Bivalent vaccines that target the Wuhan and BA.5 variants (or breakthrough infections with the latter) prompt the immune system to produce antibodies that target viral regions the two strains have in common. In Darwinian terms, mutations that allow the virus to evade common antibodies win out—they make it “fitter.” XBB has evolved to elude antibodies induced by the vaccines and breakthrough infections.
A New England Journal of Medicine study published last month provides more evidence of the vulnerability caused by immune imprinting. Neutralizing antibodies of people who had received the bivalent were 26 times as high against the original Wuhan variant as they were against XBB and four times as high as they were against Omicron and the BA.5 variant.
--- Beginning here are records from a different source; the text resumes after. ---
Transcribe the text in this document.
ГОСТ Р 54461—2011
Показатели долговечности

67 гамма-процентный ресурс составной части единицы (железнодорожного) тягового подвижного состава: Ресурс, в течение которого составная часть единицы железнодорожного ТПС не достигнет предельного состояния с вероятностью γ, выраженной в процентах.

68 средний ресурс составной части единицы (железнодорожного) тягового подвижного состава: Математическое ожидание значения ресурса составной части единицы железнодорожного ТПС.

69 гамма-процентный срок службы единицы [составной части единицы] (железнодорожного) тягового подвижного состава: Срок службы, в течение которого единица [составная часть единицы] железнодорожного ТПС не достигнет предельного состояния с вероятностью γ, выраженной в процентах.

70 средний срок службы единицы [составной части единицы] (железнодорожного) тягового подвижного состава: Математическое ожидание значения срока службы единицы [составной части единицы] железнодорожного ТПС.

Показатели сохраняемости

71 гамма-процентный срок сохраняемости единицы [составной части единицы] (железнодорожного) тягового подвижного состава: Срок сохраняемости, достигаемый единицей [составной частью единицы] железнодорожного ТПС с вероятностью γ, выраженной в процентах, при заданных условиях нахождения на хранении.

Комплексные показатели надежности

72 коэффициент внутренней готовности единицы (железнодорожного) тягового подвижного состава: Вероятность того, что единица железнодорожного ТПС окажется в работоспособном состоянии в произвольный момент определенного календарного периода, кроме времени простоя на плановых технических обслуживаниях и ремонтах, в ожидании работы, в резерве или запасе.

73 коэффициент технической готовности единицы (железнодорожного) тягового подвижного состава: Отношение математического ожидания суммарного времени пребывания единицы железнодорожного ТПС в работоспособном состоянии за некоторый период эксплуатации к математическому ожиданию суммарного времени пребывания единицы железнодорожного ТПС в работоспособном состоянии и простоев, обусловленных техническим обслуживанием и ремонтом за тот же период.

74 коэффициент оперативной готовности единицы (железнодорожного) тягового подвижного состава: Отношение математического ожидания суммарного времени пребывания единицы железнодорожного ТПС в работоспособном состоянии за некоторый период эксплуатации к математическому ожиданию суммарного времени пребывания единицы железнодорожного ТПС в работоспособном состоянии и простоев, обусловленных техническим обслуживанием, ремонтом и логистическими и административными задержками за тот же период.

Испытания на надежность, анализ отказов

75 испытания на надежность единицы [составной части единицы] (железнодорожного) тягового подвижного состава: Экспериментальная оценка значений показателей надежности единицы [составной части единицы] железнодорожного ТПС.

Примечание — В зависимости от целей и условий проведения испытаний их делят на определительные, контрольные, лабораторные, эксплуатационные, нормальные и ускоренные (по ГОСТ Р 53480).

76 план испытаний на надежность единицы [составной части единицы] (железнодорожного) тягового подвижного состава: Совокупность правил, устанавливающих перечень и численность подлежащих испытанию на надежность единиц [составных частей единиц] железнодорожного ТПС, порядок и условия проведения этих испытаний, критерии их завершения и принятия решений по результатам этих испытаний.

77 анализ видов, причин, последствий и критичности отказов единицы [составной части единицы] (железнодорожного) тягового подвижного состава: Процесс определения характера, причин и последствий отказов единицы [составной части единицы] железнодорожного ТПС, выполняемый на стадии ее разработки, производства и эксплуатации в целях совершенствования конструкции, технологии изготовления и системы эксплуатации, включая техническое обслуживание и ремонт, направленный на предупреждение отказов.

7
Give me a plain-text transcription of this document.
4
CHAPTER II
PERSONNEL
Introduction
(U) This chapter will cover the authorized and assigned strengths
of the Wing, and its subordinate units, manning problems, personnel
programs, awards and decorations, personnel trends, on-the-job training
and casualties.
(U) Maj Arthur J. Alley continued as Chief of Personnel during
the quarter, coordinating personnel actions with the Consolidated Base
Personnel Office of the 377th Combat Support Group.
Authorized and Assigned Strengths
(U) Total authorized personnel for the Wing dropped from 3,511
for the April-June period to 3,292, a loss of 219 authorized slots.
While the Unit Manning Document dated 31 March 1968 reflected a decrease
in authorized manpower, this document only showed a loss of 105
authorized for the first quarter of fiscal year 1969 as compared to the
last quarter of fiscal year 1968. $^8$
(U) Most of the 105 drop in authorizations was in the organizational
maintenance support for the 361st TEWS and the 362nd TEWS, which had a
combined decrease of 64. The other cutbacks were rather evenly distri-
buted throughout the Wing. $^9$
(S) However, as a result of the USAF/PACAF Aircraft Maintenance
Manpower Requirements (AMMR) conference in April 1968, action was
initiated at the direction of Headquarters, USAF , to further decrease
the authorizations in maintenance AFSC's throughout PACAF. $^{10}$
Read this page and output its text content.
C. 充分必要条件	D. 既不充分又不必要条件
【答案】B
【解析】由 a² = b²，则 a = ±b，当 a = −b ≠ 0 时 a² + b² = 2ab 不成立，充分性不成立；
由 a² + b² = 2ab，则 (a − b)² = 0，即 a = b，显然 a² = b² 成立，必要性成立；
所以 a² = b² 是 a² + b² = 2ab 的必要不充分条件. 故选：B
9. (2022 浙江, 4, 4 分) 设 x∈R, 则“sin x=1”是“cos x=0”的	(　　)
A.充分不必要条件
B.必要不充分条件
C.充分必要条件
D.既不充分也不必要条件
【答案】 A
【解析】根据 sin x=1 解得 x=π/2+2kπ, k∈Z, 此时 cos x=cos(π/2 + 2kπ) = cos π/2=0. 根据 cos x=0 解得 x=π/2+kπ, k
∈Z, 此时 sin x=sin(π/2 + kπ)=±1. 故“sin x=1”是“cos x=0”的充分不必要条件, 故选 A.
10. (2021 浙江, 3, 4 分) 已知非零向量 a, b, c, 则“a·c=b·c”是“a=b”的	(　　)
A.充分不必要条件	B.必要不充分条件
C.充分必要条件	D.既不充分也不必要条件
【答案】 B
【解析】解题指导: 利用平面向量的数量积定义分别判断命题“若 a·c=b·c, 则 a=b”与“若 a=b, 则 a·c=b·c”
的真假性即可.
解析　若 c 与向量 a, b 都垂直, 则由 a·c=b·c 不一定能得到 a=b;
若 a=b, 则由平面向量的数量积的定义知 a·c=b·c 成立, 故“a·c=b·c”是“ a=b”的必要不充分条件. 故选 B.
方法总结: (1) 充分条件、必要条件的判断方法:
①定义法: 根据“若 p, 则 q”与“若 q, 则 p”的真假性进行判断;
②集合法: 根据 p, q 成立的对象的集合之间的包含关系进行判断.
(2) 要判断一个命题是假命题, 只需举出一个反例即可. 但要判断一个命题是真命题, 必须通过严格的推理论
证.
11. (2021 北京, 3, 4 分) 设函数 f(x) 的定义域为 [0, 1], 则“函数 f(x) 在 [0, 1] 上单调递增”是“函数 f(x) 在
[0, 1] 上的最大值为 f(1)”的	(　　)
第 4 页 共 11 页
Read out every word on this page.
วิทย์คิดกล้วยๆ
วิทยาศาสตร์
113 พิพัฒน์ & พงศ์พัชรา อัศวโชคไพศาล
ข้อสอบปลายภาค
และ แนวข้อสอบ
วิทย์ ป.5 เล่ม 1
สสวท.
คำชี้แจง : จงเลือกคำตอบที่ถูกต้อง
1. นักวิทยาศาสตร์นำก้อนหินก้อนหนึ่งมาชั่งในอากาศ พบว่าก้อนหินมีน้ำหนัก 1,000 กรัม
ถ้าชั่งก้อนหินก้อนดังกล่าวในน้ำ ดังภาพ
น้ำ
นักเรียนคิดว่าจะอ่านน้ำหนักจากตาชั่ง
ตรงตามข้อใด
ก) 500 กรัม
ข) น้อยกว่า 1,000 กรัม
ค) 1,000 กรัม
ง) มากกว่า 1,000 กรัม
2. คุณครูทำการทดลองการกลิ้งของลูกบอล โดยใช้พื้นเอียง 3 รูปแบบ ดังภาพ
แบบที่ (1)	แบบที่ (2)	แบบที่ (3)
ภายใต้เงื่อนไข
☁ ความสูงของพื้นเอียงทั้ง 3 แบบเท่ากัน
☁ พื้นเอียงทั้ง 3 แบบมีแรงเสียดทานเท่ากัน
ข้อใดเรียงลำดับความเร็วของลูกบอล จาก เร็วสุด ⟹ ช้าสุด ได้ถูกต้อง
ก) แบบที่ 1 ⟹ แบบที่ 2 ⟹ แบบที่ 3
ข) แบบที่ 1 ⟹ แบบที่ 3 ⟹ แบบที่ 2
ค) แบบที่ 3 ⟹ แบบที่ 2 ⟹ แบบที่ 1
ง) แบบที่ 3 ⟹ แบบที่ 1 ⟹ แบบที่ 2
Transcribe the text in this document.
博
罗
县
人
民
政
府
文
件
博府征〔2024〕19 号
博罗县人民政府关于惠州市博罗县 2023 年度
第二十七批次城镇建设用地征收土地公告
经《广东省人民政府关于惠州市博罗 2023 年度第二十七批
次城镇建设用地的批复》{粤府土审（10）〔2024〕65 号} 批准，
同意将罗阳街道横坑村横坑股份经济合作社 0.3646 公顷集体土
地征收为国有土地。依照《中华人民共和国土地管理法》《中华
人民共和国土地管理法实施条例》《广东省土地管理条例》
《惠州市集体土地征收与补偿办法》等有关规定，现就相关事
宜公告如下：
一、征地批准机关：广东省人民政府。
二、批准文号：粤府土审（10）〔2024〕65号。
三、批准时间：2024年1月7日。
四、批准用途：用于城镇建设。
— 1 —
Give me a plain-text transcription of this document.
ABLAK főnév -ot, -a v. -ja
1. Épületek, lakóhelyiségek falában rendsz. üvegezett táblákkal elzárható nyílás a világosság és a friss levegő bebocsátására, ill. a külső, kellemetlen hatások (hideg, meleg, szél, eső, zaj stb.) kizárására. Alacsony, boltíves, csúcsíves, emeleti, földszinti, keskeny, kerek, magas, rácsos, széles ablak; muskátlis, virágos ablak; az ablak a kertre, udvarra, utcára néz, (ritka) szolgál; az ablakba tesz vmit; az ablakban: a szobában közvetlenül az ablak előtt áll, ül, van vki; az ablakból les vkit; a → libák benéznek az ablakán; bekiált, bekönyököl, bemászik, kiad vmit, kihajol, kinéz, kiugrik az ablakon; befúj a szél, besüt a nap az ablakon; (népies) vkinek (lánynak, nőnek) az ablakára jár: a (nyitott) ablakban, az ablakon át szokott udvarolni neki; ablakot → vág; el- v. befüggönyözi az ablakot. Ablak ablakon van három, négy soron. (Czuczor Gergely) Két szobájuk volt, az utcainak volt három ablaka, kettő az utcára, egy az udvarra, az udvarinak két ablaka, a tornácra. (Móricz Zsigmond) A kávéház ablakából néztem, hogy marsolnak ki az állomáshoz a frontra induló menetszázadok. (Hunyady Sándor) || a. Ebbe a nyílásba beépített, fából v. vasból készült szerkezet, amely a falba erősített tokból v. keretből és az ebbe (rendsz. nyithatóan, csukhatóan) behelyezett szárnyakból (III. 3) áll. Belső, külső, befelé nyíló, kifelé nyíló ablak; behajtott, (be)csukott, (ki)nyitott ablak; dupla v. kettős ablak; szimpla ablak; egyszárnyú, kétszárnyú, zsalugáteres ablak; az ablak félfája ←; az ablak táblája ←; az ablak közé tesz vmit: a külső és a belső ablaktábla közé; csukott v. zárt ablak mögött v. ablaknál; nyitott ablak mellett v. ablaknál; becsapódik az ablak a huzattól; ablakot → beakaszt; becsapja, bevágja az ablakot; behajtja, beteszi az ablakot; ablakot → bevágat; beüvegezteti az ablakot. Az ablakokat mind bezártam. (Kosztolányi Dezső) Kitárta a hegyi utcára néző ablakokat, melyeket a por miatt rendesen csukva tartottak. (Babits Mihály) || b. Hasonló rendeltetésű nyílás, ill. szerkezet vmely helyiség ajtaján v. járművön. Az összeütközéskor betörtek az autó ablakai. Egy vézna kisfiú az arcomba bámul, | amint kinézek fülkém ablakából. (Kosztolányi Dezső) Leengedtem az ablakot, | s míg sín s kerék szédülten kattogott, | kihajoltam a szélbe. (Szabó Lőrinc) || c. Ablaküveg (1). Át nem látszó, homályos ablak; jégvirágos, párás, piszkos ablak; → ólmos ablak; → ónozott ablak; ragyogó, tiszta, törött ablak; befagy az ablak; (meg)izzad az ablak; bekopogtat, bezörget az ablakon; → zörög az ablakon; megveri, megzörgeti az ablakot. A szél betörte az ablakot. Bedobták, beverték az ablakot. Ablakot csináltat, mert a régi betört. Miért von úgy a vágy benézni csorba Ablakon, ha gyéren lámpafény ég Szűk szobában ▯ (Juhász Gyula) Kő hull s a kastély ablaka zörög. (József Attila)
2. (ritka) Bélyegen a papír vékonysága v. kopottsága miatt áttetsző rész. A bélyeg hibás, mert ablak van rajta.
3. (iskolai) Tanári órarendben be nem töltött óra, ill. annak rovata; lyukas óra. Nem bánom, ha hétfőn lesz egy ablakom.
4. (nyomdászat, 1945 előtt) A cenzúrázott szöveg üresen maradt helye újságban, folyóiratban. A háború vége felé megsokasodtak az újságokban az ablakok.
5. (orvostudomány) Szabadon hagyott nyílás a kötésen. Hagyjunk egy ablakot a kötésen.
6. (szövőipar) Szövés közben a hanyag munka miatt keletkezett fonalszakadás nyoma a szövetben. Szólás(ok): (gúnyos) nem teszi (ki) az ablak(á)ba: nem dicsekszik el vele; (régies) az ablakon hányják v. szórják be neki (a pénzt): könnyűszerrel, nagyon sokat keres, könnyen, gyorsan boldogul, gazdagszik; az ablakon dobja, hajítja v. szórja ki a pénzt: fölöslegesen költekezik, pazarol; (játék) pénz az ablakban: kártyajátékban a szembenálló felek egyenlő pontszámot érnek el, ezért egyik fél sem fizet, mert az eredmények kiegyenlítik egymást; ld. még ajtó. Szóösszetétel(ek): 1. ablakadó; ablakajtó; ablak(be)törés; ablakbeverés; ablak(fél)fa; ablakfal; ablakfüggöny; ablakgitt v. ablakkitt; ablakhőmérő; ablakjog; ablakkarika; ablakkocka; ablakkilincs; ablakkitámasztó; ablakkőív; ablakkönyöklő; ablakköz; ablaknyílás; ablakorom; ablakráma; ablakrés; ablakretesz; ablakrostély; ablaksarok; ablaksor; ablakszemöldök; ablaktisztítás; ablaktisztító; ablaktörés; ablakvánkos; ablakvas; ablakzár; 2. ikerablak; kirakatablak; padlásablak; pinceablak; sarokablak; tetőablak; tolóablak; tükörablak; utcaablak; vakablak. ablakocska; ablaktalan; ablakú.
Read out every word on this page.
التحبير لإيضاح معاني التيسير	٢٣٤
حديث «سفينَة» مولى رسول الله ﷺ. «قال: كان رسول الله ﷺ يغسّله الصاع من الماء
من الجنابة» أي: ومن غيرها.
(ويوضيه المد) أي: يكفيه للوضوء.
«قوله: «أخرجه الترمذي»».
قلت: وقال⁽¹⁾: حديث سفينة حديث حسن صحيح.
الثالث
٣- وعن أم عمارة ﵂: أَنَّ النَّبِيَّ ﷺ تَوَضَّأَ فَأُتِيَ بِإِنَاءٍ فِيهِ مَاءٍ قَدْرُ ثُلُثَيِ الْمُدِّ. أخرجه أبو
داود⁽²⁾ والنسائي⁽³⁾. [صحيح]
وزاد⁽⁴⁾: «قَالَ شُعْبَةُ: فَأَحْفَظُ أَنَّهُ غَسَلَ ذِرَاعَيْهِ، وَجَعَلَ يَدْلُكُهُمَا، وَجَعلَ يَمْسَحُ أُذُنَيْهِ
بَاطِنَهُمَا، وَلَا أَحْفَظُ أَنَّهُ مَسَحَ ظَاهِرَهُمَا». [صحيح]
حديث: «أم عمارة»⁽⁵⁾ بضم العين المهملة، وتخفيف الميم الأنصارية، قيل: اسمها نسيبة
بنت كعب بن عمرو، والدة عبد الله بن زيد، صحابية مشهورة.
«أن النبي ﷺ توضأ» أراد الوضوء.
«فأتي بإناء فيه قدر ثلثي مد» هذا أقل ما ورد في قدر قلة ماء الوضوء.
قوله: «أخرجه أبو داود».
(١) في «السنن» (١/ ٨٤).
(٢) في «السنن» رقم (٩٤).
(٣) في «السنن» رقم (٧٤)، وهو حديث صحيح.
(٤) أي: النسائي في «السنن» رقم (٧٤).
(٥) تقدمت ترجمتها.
Similarly, a study this month in the journal Cell found that antibody levels of people who had received four shots were 145 times as high against the original Wuhan strain as the XBB variant. A bivalent booster only slightly increased antibodies against XBB. Experts nevertheless claim that boosters improve protection against XBB. That’s disinformation, to use their favored term.
Two years ago, vaccines were helpful in reducing severe illness, particularly among the elderly and those with health risks like diabetes and obesity. But experts refuse to concede that boosters have yielded diminishing benefits and may even have made individuals and the population as a whole more vulnerable to new variants like XBB.
Finley added that most states and countries affected by the new COVID variants have the highest vaccination and booster rates.
It might not be a coincidence that XBB surged this fall in Singapore, which has among the highest vaccination and booster rates in the world. Over the past several weeks a XBB strain has become predominant in New York, New Jersey, Connecticut and Massachusetts, making up about three-quarters of virus samples that have been genetically sequenced. The variant has been slower to take off in other regions, making up only 6% of the Midwest and about 20% in the South. The Northeast is also the most vaccinated and boosted region in the country.
Hospitalizations in the Northeast have risen too, but primarily among those over 70. One reason may be that the T-Cell response—the cavalry riding behind the front-line antibodies—is weaker in older people. The virus cannot evade T-Cells elicited by vaccines and infections as easily as it can antibodies. Because of T-Cells, younger people are still well-protected against new variants.
In case you’ve forgotten, serial liars Anthony Fauci and Brain-Dead Biden once claimed, “This is a pandemic of the unvaccinated.”
Anthony Fauci said in 2021 that unvaccinated people could ‘pose a threat to the country’s progress on the COVID-19 pandemic.’ He said Covid-19 is now an “outbreak among the unvaccinated.”